Reconstruir a Paz tem de ser possível! Mas uma Paz fundada na ONU, nos Direitos Humanos e no direito internacional e não no belicismo ou no terrorismo, no diálogo de culturas e não no choque de civilizações, na parceria de um mundo de subsistemas e não no poder da hiperpotência mundial, na democratização da globalização e não na ditadura da mundialização, no desenvolvimento global e não na exploração neocolonialista, enfim, na cidadania universal, na liberdade, na dignidade, na justiça e na tolerância e não no nacionalismo, na submissão, na humilhação, na exclusão e na xenofobia.

Será essa a melhor homenagem às vítimas inocentes do terrorismo e da guerra.

RC
16-04-2004, 11:46
Pelo que tenho observado não me parece que os EUA tenham decidido mudar a sua catastrofica politica em relação ao Iraque e no seu dito combate ao terrorismo.

Noticias recentes, mostram o desejo de envolvimento da ONU mas sob liderança dos EUA. Não penso que a ONU venha a aceitar tal compromisso, se tal ocorresse mostraria uma grande falta de amor própio.
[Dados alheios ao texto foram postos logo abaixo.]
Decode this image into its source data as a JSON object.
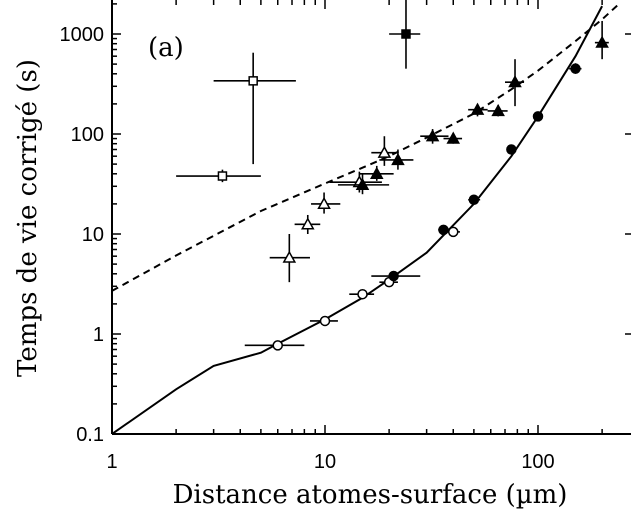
{
  "chart_data": {
    "type": "scatter",
    "panel_label": "(a)",
    "xlabel": "Distance atomes-surface (µm)",
    "ylabel": "Temps de vie corrigé (s)",
    "x_scale": "log",
    "y_scale": "log",
    "xlim": [
      1,
      300
    ],
    "ylim": [
      0.1,
      2000
    ],
    "x_ticks": [
      1,
      10,
      100
    ],
    "x_tick_labels": [
      "1",
      "10",
      "100"
    ],
    "y_ticks": [
      0.1,
      1,
      10,
      100,
      1000
    ],
    "y_tick_labels": [
      "0.1",
      "1",
      "10",
      "100",
      "1000"
    ],
    "grid": false,
    "series": [
      {
        "marker": "square-open",
        "points": [
          {
            "x": 3.3,
            "y": 38,
            "xerr": [
              2.0,
              5.0
            ],
            "yerr": [
              33,
              44
            ]
          },
          {
            "x": 4.6,
            "y": 340,
            "xerr": [
              3.0,
              7.3
            ],
            "yerr": [
              50,
              650
            ]
          }
        ]
      },
      {
        "marker": "triangle-open",
        "points": [
          {
            "x": 6.8,
            "y": 5.8,
            "xerr": [
              5.5,
              8.5
            ],
            "yerr": [
              3.3,
              10
            ]
          },
          {
            "x": 8.3,
            "y": 12.5,
            "xerr": [
              7.2,
              9.5
            ],
            "yerr": [
              10,
              15.5
            ]
          },
          {
            "x": 9.9,
            "y": 20,
            "xerr": [
              8.6,
              11.8
            ],
            "yerr": [
              16,
              26
            ]
          },
          {
            "x": 14.5,
            "y": 33,
            "xerr": [
              10.5,
              18.5
            ],
            "yerr": [
              26,
              42
            ]
          },
          {
            "x": 19.0,
            "y": 65,
            "xerr": [
              16.5,
              22
            ],
            "yerr": [
              48,
              95
            ]
          }
        ]
      },
      {
        "marker": "triangle-filled",
        "points": [
          {
            "x": 15.0,
            "y": 31,
            "xerr": [
              11.5,
              20
            ],
            "yerr": [
              25,
              40
            ]
          },
          {
            "x": 17.5,
            "y": 40,
            "xerr": [
              14.5,
              21
            ],
            "yerr": [
              34,
              48
            ]
          },
          {
            "x": 22.0,
            "y": 55,
            "xerr": [
              18,
              26
            ],
            "yerr": [
              44,
              70
            ]
          },
          {
            "x": 32.0,
            "y": 95,
            "xerr": [
              28,
              38
            ],
            "yerr": [
              80,
              112
            ]
          },
          {
            "x": 40.0,
            "y": 90,
            "xerr": [
              36,
              44
            ],
            "yerr": [
              80,
              102
            ]
          },
          {
            "x": 52.0,
            "y": 175,
            "xerr": [
              47,
              58
            ],
            "yerr": [
              150,
              200
            ]
          },
          {
            "x": 65.0,
            "y": 170,
            "xerr": [
              58,
              72
            ],
            "yerr": [
              150,
              195
            ]
          },
          {
            "x": 78.0,
            "y": 330,
            "xerr": [
              70,
              86
            ],
            "yerr": [
              190,
              560
            ]
          },
          {
            "x": 200.0,
            "y": 820,
            "xerr": [
              185,
              215
            ],
            "yerr": [
              560,
              1350
            ]
          }
        ]
      },
      {
        "marker": "square-filled",
        "points": [
          {
            "x": 24.0,
            "y": 1000,
            "xerr": [
              20,
              28
            ],
            "yerr": [
              450,
              2200
            ]
          }
        ]
      },
      {
        "marker": "circle-open",
        "points": [
          {
            "x": 6.0,
            "y": 0.77,
            "xerr": [
              4.2,
              8.0
            ],
            "yerr": [
              0.72,
              0.82
            ]
          },
          {
            "x": 10.0,
            "y": 1.35,
            "xerr": [
              8.5,
              11.5
            ],
            "yerr": [
              1.28,
              1.42
            ]
          },
          {
            "x": 15.0,
            "y": 2.5,
            "xerr": [
              13,
              17
            ],
            "yerr": [
              2.38,
              2.62
            ]
          },
          {
            "x": 20.0,
            "y": 3.3,
            "xerr": [
              18,
              22
            ],
            "yerr": [
              3.1,
              3.5
            ]
          },
          {
            "x": 40.0,
            "y": 10.5,
            "xerr": [
              37,
              43
            ],
            "yerr": [
              10.0,
              11.0
            ]
          }
        ]
      },
      {
        "marker": "circle-filled",
        "points": [
          {
            "x": 21.0,
            "y": 3.8,
            "xerr": [
              16.5,
              28
            ],
            "yerr": [
              3.6,
              4.0
            ]
          },
          {
            "x": 36.0,
            "y": 11,
            "xerr": [
              34,
              38.5
            ],
            "yerr": [
              10.5,
              11.5
            ]
          },
          {
            "x": 50.0,
            "y": 22,
            "xerr": [
              47,
              53.5
            ],
            "yerr": [
              21,
              23
            ]
          },
          {
            "x": 75.0,
            "y": 70,
            "xerr": [
              72,
              78
            ],
            "yerr": [
              67,
              73
            ]
          },
          {
            "x": 100.0,
            "y": 150,
            "xerr": [
              96,
              104
            ],
            "yerr": [
              144,
              156
            ]
          },
          {
            "x": 150.0,
            "y": 450,
            "xerr": [
              140,
              160
            ],
            "yerr": [
              400,
              510
            ]
          }
        ]
      }
    ],
    "curves": [
      {
        "style": "solid",
        "points": [
          [
            1,
            0.1
          ],
          [
            2,
            0.28
          ],
          [
            3,
            0.48
          ],
          [
            5,
            0.65
          ],
          [
            6,
            0.8
          ],
          [
            10,
            1.4
          ],
          [
            15,
            2.3
          ],
          [
            20,
            3.5
          ],
          [
            30,
            6.5
          ],
          [
            50,
            20
          ],
          [
            75,
            60
          ],
          [
            100,
            150
          ],
          [
            150,
            600
          ],
          [
            200,
            1900
          ]
        ]
      },
      {
        "style": "dashed",
        "points": [
          [
            1,
            2.7
          ],
          [
            2,
            6.1
          ],
          [
            5,
            17
          ],
          [
            10,
            32
          ],
          [
            15,
            46
          ],
          [
            20,
            60
          ],
          [
            30,
            92
          ],
          [
            50,
            160
          ],
          [
            75,
            280
          ],
          [
            100,
            430
          ],
          [
            150,
            850
          ],
          [
            200,
            1400
          ],
          [
            240,
            2000
          ]
        ]
      }
    ]
  }
}
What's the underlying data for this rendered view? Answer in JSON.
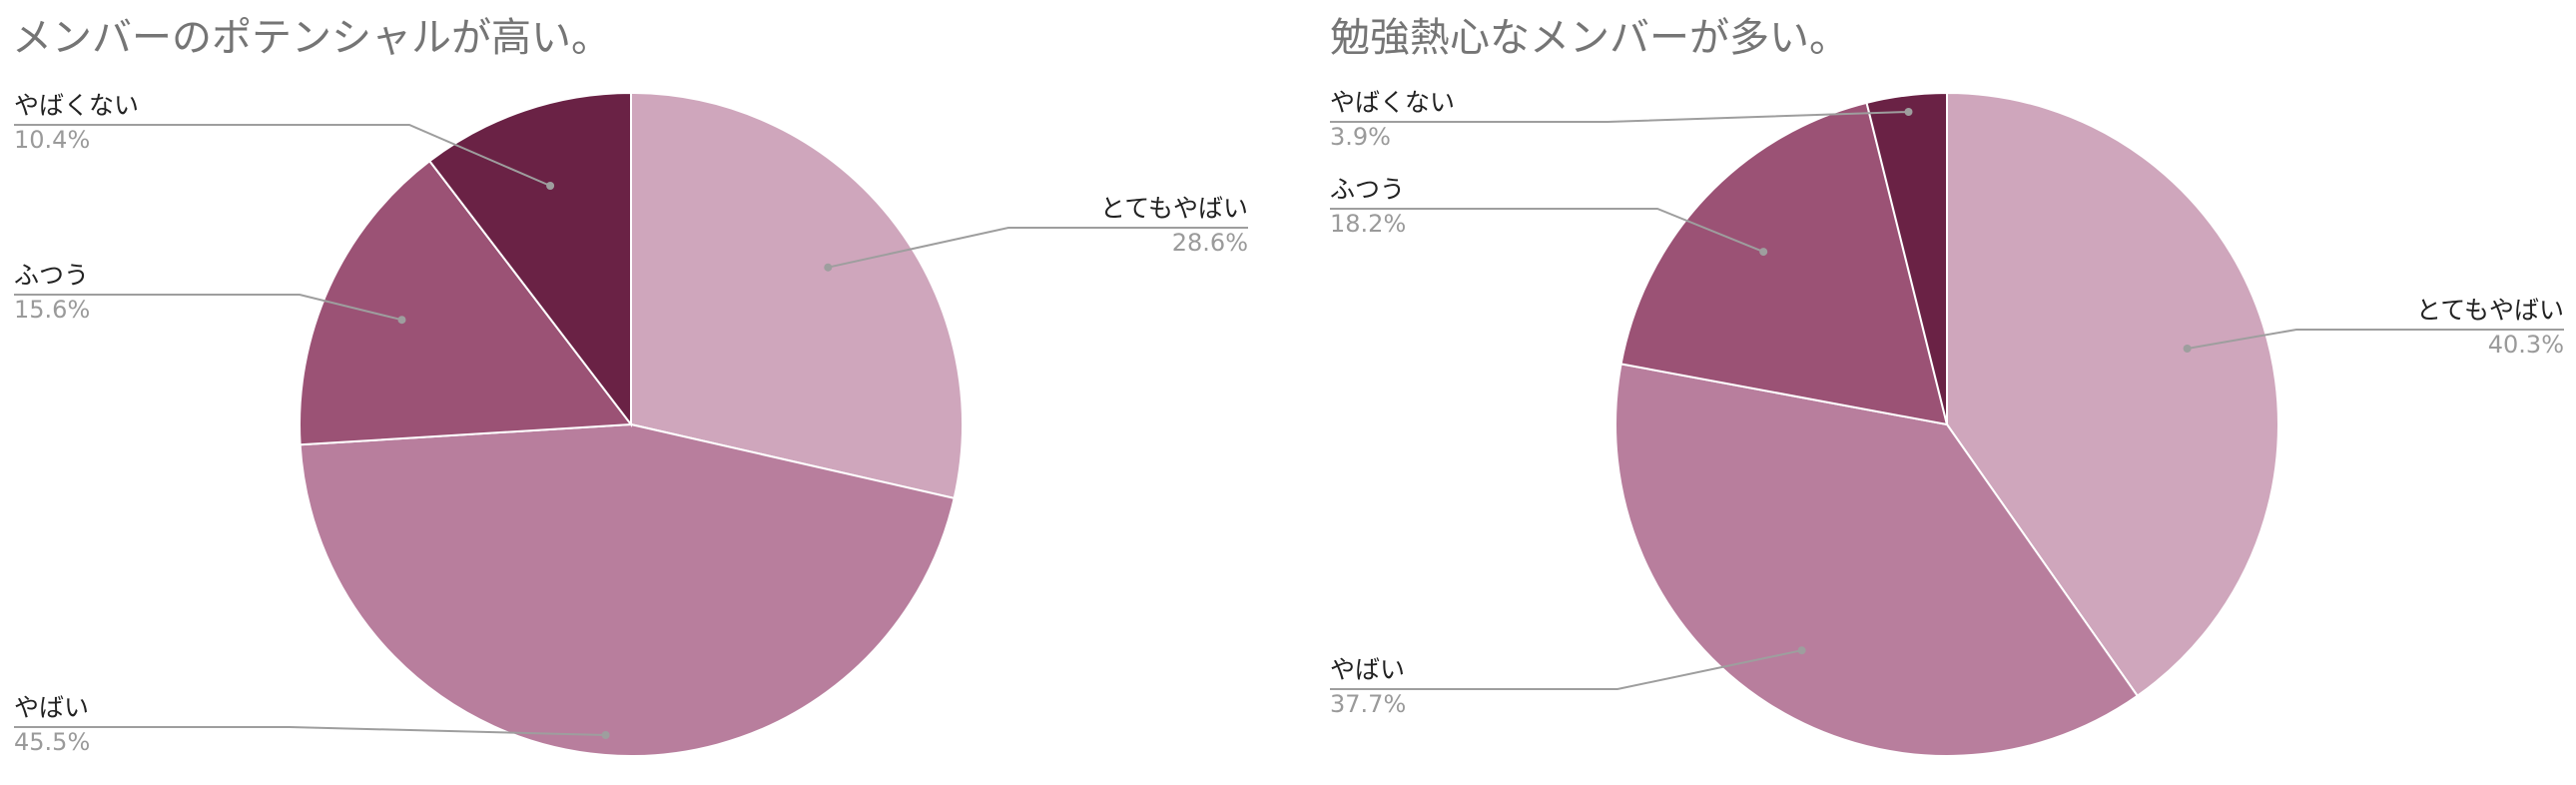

A solução para o atoleiro que se tornou esta guerra, passa primeiro por devolver a legitimidade da ONU em resolver este tipo de conflitos, seguindo-se da retirada total das tropas de ocupação, sendo estas substituidas por forças da ONU das quais não deverão fazer parte nenhumas forças dos países invasores, o melhor seria tropas de países muçulmanos, antes desta intervenção de capacetes azuis seria bom saber o que pensam os lideres da resistência iraquiana sobre tal possibilidade. A segurança seria então efectuada por estes capacetes azuis sempre acompahados de iraquianos. Esta solução corrigiria o erro crasso de destituir o antigo exercito iraquiano e as forças policiais, essa medida nunca deveria ter ocorrido. A passagem para a democracia deveria ter sido progressiva e jamais colocando de lado a organização anterior, esta teria sido quase como que uma revolução natural e progressiva.
Depois de tudo resolvido para que a palavra justiça tenha algum sentido, os invasores deveriam ser condenados e no minimo a pagar pelos prejuizos incalculáveis quer em vidas humanas (que não têm preço) quer em valores materiais. Porque é inaceitável que esse barbaros invasores, ainda tenham o desplante de apresentar a factura ao povo do Iraque.